Hughes signed with Reginald Pike in February after a successful run as an agency creative. The director, who attended the University of Texas at Austin, was originally a pre-med student: "I didn't like the cutting up body parts." He went on to study fine arts, before shifting over to communications. He went to New York in 1992, getting a job as an art director at Kirshenbaum Bond + Partners. He later worked at the then Fallon Berlin, and Mother, London, and freelanced with several shops.
Along the way, he married a Danish woman, and the pair, moved to Denmark. While there, he worked for Zentropa Films, the production company of celebrated director Lars Von Trier (Dogville, Manderlay), doing design work, and gleaning as much information about filmmaking as he could. A producer named Jes Thomsen, who is now a director/producer at Molotov, Copenhagen, which reps Hughes in Denmark, particularly influenced him. "I learned a lot from him," notes Hughes, "[about] trying to get a performance from a production, and the importance of finding the root of a story as opposed to finding the root of the production."
Hughes later worked on the redesign of Copenhagen production shop BFS, and through Erik-Algreen Petersen, a producer there, starting directing spots. "He saw how I could transition from being purely creative to also directing stuff," relates Hughes. "I did three hundred spots as a creative--I worked with Spike Jonze and Spike Lee and the Cohen Brothers, and when you keep your eyes open when things are happening, you can learn a shit load. ... If you sit on Lance Acord's or Jeff Cronenweth's shoulders, you learn about lighting."
After he and his wife divorced, Hughes returned to the states, moving to Northern California, where he served as a creative at TBWA/Chiat/Day, San Francisco, working on FOX Sports and adidas, as well as Sony PlayStation 2's award-winning spots "Gravity" and "Tractor Beam," directed by Dayton/Faris of bicoastal Bob Industries. While in San Francisco, Hughes started working on "Rock Star Scars," a series of interviews with indie bands, the unifying theme being that all the band member shared the story of how they got a particular scar. Mike Moore, an editor at TBWA/Chiat/Day, cut together the project, which Hughes branded for MTV2--the network didn't pick up the spots, but did buy the concept.
Along the way, Hughes decided to pursue commercial directing full-time, and was attracted to Reginald Pike because of the experience his friend Tim Godsall, a director with Biscuit Filmworks, Los Angeles, and untitled, Toronto, had with James Davis, executive producers at untitled, and sister company Reginald Pike. "I thought 'He's the one guy I'd trust to launch me," " says Hughes of Davis. "I'm thankful that he liked my stuff. He started giving me a lot of opportunities--that was in February and I've been shooting non-stop."
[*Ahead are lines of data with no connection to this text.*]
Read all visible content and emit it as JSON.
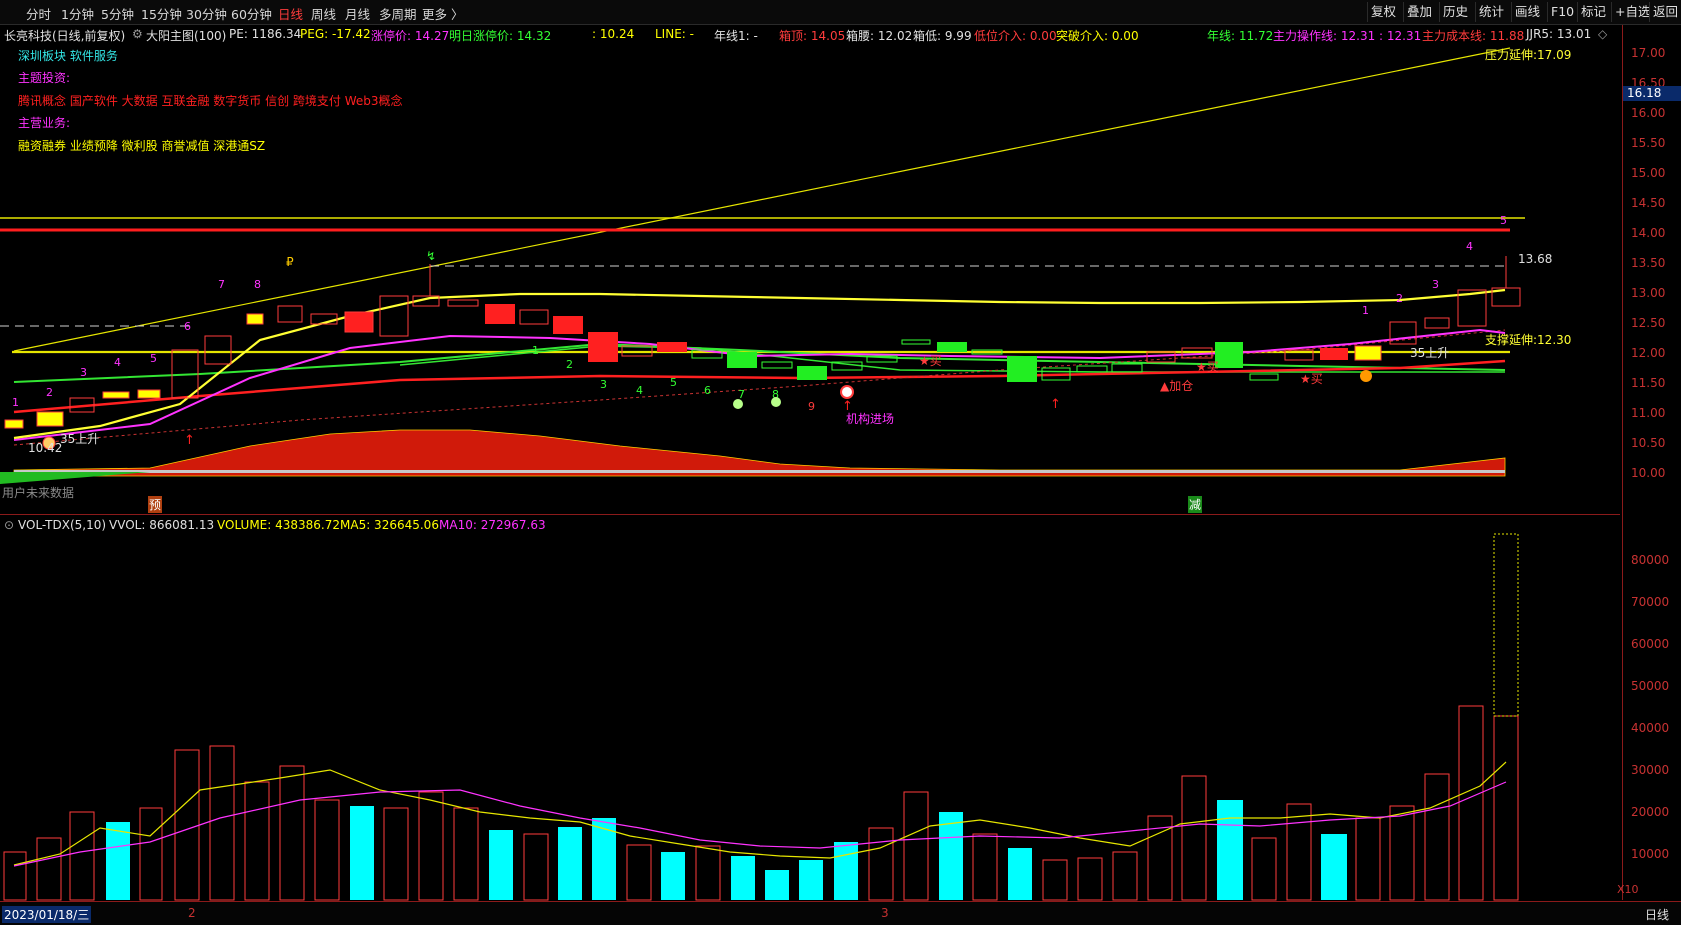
{
  "toolbar": {
    "periods": [
      "分时",
      "1分钟",
      "5分钟",
      "15分钟",
      "30分钟",
      "60分钟",
      "日线",
      "周线",
      "月线",
      "多周期",
      "更多 〉"
    ],
    "active_period": "日线",
    "right_buttons": [
      "复权",
      "叠加",
      "历史",
      "统计",
      "画线",
      "F10",
      "标记",
      "+自选",
      "返回"
    ]
  },
  "info": {
    "stock": "长亮科技(日线,前复权)",
    "main_chart": "大阳主图(100)",
    "pe": "PE: 1186.34",
    "peg": "PEG: -17.42",
    "limit_up": "涨停价: 14.27",
    "next_limit_up": "明日涨停价: 14.32",
    "v1": ": 10.24",
    "line": "LINE: -",
    "yearline1": "年线1: -",
    "box_top": "箱顶: 14.05",
    "box_mid": "箱腰: 12.02",
    "box_low": "箱低: 9.99",
    "low_entry": "低位介入: 0.00",
    "break_entry": "突破介入: 0.00",
    "yearline": "年线: 11.72",
    "main_op_line": "主力操作线: 12.31 : 12.31",
    "main_cost": "主力成本线: 11.88",
    "jjr5": "JJR5: 13.01"
  },
  "left_panel": {
    "sector": "深圳板块  软件服务",
    "theme_title": "主题投资:",
    "theme_items": "腾讯概念 国产软件 大数据 互联金融 数字货币 信创 跨境支付 Web3概念",
    "business_title": "主营业务:",
    "business_items": "融资融券 业绩预降 微利股 商誉减值 深港通SZ"
  },
  "annotations": {
    "pressure_ext": "压力延伸:17.09",
    "support_ext": "支撑延伸:12.30",
    "high_mark": "13.68",
    "low_mark": "10.42",
    "inst_entry": "机构进场",
    "add_pos": "▲加仓",
    "buy1": "★买",
    "buy2": "★买",
    "buy3": "★买",
    "up_label1": "35上升",
    "up_label2": "35上升",
    "future_label": "用户未来数据",
    "pre_tag": "预",
    "minus_tag": "减",
    "current_price": "16.18"
  },
  "price_axis": [
    "17.00",
    "16.50",
    "16.00",
    "15.50",
    "15.00",
    "14.50",
    "14.00",
    "13.50",
    "13.00",
    "12.50",
    "12.00",
    "11.50",
    "11.00",
    "10.50",
    "10.00"
  ],
  "volume_panel": {
    "title": "VOL-TDX(5,10)",
    "vvol": "VVOL: 866081.13",
    "volume": "VOLUME: 438386.72",
    "ma5": "MA5: 326645.06",
    "ma10": "MA10: 272967.63",
    "axis": [
      "80000",
      "70000",
      "60000",
      "50000",
      "40000",
      "30000",
      "20000",
      "10000"
    ],
    "unit": "X10"
  },
  "bottom": {
    "date": "2023/01/18/三",
    "month2": "2",
    "month3": "3",
    "period": "日线"
  },
  "colors": {
    "up": "#ff3c3c",
    "down_vol": "#00ffff",
    "yellow": "#ffff00",
    "magenta": "#ff33ff",
    "green": "#33ff33"
  }
}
Hughes, who co-directed a skateboard movie called Lavender Or Danish Skater Perfect Fantasy Death with Ada Bligaard Søby, now has his sights set on the U.S. "I definitely have aspirations to work on spots in the states," he admits. He is repped stateside by Reginaldo, a recently launched division of Reginald Pike that also represents Reginald Pike director Lena Beug (the rest of the Reginald Pike directors are handled by Biscuit in the U.S.)